The brain injury in the premature born infant: stem cell regeneration research network, PREMSTEM, is a collective of world leading clinicians, researchers, stakeholder advocacy groups and an industrial partner with well-established experience in neonatology and drug development.
PREMSTEM is focused on delivering to the clinic a novel regenerative therapy to reduce the enormous emotional, health and economic burdens of neurodevelopmental injury caused by encephalopathy of prematurity (EoP) – brain damage associated with premature birth (i.e. before 37 of 40 weeks of gestation).
Advances in perinatal medicine, especially in respiratory support mean that even the sickest and smallest babies with EoP often survive, but there are currently no treatments to repair the brain damage of EoP.
We aim to validate umbilical cord derived human mesenchymal stem cells (H-MSCs) as a regenerative therapy for EoP to improve the quality of life for preterm infants and reduce the societal costs of their special needs.
Background to the research
Preterm infants are an understudied but large patient group. In the European Union alone, 400,000 babies are born preterm each year. In a high healthcare setting, greater than 50% of babies who survive being born before 28 weeks (‘extremely preterm’), and about 30% of babies born between 28 and 32 weeks (‘very preterm’) will suffer lifelong disability, including cerebral palsy, severely impaired cognitive functions, and neurodevelopmental disorders such as attention deficit and hyperactivity disorder (ADHD) and autism spectrum disorder (ASD).
Even babies born close to a normal gestational length (between 32 and 37 weeks, ‘late preterm’) are at increased risk of neonatal mortality and morbidity, including increased rates of cerebral palsy, lower cognitive performance on standardised IQ exams and increased rates of neurodevelopmental disorders.
The damaging effects of preterm birth on the brain, manifested as EoP, are a significant economic burden, and have negative impacts on families and communities. As diagnosis of EoP can often only be definitively made days or weeks after birth, the most important strategy for treatment will necessarily be one that promotes neuroregeneration of the damaged brain.
28 and 32 weeks
32 and 37 weeks
In clinical medicine, neonates are an often neglected and understudied population; they are medically complex and there exists a certain reluctance to consider novel interventions. PREMSTEM hopes to push forward the research agenda for neonatal innovation by bringing together a committed interdisciplinary partnership to provide a road-map for how medicines can be optimised for use in this understudied patient group.
Substantial clinical evidence supports that H-MSCs are safe for use in babies and children, being applied in a number of studies focused on brain injury specific in type to the term born infant and in children with established neurological disorders. Also, pre-clinical data clearly demonstrates that MSCs are robustly regenerative in several types of neurological injuries, most importantly, including in models of perinatal brain injury. However, these studies are typically small (one model, one treatment paradigm).
PREMSTEM harnesses research excellence in the field of perinatal medicine to extensively test the regenerative abilities of various doses, timings and routes of administration of umbilical cord derived H-MSCs in both small and large animal models of EoP. In addition, PREMSTEM will characterise the mechanisms of H-MSCs neuroregeneration across eleven in vitro models of EoP and develop new, inexpensive, and easy to use imaging modalities that will give clinicians for the first time the ability to readily identify babies with EoP.
We aim to progress H-MSCs for EoP through early and late stage preclinical research while preparing the regulatory approvals for Phase I and II clinical trials at the end of the project.
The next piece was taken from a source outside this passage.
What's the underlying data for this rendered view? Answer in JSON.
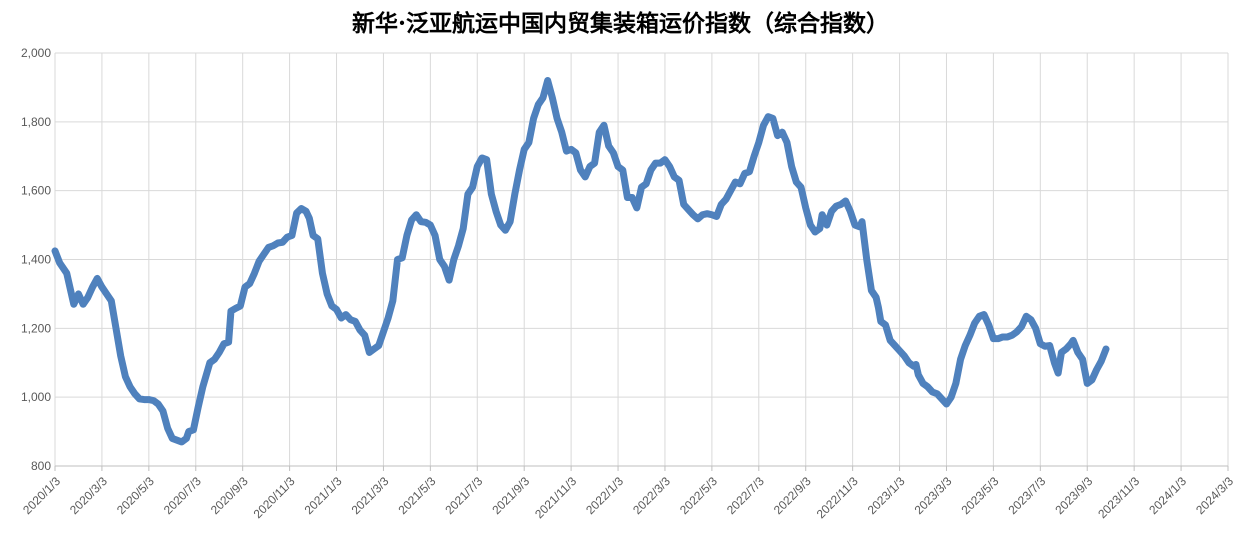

Outcomes and future possibilities
PREMSTEM aims to provide a fully validated, clinically ready therapeutic platform for the regenerative treatment of EoP using H-MSCs and novel imaging tools to enable clinicians to be able to identify and stratify patients with EoP.
We also envision that within five years, applications for our H-MSCs therapy will extend to other types of perinatal brain injury (e.g. birth asphyxia in term born infants), and to disorders such as paediatric multiple sclerosis that share pathophysiological processes (e.g. inflammation and demyelination) with EoP.